A lot of fun, though, and a beautiful way to meet Freetown. The photo above is from the window as you come in to land - so many heavenly beaches.

Hirut's dad, Herbert, was waiting at the pad with a big air-conditioned 4x4 to pick us up with our luggage. My initial fears of him being part of an elite Sierra Leonean mob, for managing to make my visa issue 'disappear', were set aside pretty quick. He's a retired economist for UNDP :op

The drive through Freetown was really interesting. It reminded me a lot of Kampala because there were street vendors and food sellers everywhere. A country coming out of a 10-year, devastating war; a non-functioning state, and still there's this whole enterprising sub-economy going on: bright coloured clothes, fruit and sweets stacks on huge platters on people's heads, children playing and laughing. So vibrant and alive. The key feature Rwanda is missing, really. For all Kigali's clean streets and immaculate public grass, its African soul is a little flat. Like you walked into the box office administrative department of a street carnival.

Having said that, the poverty was more visible, and the effects of war and neglect upon the buildings were clearly seen.

From Flickr

Taken by Hirut

Eventually, we turned off the main road (Wilkinson) and up a long winding hill to a very big house at the top :op

It was beautifully decorated with Christmas wreaths and ornaments, extremely tasteful. The house was in four tiers: Hirut's parents' quarters at the very top; a huge communal living room in the middle, with a balcony for eating breakfast on and from whence you had a distant sea view; the ground floor was the kitchen, TV room, office and dining room; then, as the house is on a slope, there was another ground level to the left of the garage, which opened into a large guest annex with kitchen area, large white leather sofas for sprawling on, two bedrooms, and a bathroom. We were completely self contained with our own fridge and TV, venturing up only for breakfast and dinner, which was prepared by Elizabeth, their cook. Extremely spoiled. The shower also had warm water when there was electricity, and the bed was a king-sized sprung mattress. Heaven.
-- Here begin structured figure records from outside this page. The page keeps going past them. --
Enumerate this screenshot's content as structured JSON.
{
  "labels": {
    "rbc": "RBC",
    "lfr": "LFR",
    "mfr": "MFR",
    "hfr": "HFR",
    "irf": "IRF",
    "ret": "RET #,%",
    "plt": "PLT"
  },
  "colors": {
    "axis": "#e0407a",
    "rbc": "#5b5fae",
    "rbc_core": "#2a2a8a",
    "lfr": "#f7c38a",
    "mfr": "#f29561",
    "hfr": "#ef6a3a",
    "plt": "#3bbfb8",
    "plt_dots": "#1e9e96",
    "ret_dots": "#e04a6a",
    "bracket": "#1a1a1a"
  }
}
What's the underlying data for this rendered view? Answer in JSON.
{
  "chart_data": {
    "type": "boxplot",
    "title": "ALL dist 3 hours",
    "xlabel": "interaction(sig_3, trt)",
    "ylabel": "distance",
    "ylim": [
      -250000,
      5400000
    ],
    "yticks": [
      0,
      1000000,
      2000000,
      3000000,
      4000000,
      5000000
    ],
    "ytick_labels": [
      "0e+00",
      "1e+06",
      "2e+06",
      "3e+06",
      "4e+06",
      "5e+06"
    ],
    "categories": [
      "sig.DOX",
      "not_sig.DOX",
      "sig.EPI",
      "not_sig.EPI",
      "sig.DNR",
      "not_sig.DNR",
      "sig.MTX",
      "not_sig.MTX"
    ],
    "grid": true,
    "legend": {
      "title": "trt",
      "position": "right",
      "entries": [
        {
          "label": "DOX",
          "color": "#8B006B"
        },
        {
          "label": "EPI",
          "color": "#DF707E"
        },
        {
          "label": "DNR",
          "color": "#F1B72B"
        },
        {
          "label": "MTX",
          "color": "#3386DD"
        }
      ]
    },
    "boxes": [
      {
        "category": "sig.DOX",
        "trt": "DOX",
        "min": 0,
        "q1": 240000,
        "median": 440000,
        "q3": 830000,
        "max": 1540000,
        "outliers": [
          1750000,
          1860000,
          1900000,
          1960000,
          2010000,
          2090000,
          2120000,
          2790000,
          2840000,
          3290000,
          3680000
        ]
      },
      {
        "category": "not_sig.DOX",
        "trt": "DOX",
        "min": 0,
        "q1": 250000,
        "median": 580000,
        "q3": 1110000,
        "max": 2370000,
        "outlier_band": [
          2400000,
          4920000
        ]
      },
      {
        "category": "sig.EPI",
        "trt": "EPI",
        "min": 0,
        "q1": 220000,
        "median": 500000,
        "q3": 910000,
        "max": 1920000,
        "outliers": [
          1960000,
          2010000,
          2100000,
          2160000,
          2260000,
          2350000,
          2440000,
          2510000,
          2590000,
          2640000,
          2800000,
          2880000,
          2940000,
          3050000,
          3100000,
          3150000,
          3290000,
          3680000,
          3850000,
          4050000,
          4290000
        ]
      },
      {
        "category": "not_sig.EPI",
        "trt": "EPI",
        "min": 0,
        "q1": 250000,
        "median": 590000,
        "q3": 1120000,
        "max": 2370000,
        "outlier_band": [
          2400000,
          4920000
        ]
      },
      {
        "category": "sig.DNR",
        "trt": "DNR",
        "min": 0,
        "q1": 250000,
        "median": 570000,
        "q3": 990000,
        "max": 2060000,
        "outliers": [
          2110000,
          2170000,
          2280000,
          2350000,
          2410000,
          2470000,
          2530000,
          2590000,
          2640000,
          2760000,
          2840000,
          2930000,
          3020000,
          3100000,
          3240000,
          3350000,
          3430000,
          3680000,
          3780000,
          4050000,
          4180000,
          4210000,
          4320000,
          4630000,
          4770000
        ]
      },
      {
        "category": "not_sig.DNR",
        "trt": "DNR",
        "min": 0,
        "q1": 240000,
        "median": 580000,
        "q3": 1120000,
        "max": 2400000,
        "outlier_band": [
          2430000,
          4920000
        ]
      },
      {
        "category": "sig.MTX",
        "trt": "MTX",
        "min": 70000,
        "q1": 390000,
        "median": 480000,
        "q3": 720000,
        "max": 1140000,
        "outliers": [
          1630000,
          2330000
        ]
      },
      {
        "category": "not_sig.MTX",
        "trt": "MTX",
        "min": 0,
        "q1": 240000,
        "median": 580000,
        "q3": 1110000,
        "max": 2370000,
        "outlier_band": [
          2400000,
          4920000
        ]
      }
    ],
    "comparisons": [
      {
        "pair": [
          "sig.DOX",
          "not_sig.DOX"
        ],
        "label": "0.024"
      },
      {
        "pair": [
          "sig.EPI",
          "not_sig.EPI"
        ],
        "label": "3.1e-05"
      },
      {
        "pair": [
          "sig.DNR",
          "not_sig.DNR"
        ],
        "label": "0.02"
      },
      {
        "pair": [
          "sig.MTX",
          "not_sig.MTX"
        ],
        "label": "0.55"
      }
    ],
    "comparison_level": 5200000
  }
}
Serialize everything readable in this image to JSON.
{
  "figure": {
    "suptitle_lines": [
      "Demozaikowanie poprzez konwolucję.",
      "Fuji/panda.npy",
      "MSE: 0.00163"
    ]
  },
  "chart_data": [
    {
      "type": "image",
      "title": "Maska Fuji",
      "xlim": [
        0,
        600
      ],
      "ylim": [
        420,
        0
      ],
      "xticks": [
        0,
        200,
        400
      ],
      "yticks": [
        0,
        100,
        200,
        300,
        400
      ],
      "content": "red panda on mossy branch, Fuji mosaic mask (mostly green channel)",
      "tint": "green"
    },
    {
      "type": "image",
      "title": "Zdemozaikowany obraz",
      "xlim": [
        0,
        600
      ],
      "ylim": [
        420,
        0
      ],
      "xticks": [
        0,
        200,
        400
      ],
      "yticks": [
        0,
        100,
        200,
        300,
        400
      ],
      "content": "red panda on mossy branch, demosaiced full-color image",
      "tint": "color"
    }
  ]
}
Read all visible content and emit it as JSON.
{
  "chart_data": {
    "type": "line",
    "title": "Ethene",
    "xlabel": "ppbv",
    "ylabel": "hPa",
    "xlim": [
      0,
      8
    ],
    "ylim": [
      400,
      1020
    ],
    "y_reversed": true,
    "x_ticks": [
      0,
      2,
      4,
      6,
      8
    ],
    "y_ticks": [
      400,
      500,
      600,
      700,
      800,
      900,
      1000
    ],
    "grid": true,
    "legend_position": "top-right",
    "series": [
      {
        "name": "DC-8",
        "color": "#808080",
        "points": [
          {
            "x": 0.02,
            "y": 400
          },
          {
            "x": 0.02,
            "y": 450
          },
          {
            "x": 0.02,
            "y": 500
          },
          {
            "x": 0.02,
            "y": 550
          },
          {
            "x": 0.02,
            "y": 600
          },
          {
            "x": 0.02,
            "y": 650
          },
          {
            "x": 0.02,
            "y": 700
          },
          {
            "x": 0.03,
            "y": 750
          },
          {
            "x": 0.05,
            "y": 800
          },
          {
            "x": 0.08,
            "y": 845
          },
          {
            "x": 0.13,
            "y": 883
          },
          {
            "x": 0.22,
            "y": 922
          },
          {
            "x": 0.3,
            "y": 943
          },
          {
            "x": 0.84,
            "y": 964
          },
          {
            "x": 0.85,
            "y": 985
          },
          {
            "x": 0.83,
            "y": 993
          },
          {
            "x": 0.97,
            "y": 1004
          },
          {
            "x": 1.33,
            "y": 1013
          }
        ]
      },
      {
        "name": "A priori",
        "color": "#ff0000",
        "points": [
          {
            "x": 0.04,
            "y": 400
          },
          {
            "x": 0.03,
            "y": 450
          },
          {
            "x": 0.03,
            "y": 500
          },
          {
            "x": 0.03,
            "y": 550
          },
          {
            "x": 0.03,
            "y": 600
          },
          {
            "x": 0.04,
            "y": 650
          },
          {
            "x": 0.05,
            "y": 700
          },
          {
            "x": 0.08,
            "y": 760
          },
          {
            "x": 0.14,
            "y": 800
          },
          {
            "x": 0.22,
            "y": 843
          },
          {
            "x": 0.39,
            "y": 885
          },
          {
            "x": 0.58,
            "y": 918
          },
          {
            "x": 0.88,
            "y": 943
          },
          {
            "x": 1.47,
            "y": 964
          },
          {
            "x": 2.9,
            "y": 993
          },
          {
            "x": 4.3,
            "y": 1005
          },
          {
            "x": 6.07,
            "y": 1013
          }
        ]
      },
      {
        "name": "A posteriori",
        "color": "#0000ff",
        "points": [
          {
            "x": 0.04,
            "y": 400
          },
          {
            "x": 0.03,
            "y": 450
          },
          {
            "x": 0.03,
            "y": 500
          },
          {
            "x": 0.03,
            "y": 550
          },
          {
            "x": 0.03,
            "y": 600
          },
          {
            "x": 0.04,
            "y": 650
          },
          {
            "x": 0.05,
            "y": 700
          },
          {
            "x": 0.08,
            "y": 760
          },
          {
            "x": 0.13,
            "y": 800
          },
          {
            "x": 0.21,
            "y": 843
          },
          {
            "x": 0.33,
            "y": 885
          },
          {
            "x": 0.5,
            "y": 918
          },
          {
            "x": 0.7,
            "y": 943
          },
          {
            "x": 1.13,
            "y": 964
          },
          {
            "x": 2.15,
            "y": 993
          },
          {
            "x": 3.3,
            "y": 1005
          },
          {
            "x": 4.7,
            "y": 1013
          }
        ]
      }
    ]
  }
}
Soon after arriving, we were served food: traditional Sierra Leonean dishes of new rice (red with the husk) and curry made from greens and fish. People eat lots of fish as SL is right on the coast. Greens are a type of leaf vegetable, like spinach, which is finely chopped. It was a mouth-wateringly spicy dish after so long eating the bland, flavourless melange of Rwanda, where everything is just boiled with a pinch of salt. Food in West Africa is hot, flavoursome and down-right wonderful :op~

Cutting greens SL style from SL Tourism Board DVD

[NB 2013: When I say the taxi 'beeped' me, I don't mean he sounded his horn outside my gate at that time in the morning. The practice of 'beeping' in Rwanda means calling someone and hanging up. They can see who called on the screen and know that it is time to act on whatever arrangement you have made - i.e. to say they have arrived at a venue or that they are waiting for you. It can also just mean 'I'm thinking of you'. It's a good way of saving credit as you are not charged for the call unless someone picks up the phone. However, sometimes people beep as a way of asking you to call them back because they've run out of credit. It's tricky to know what the meaning of a beep is, but you get there with practice. Also, for those who are curious, I think the helicopter was an Mi-8.]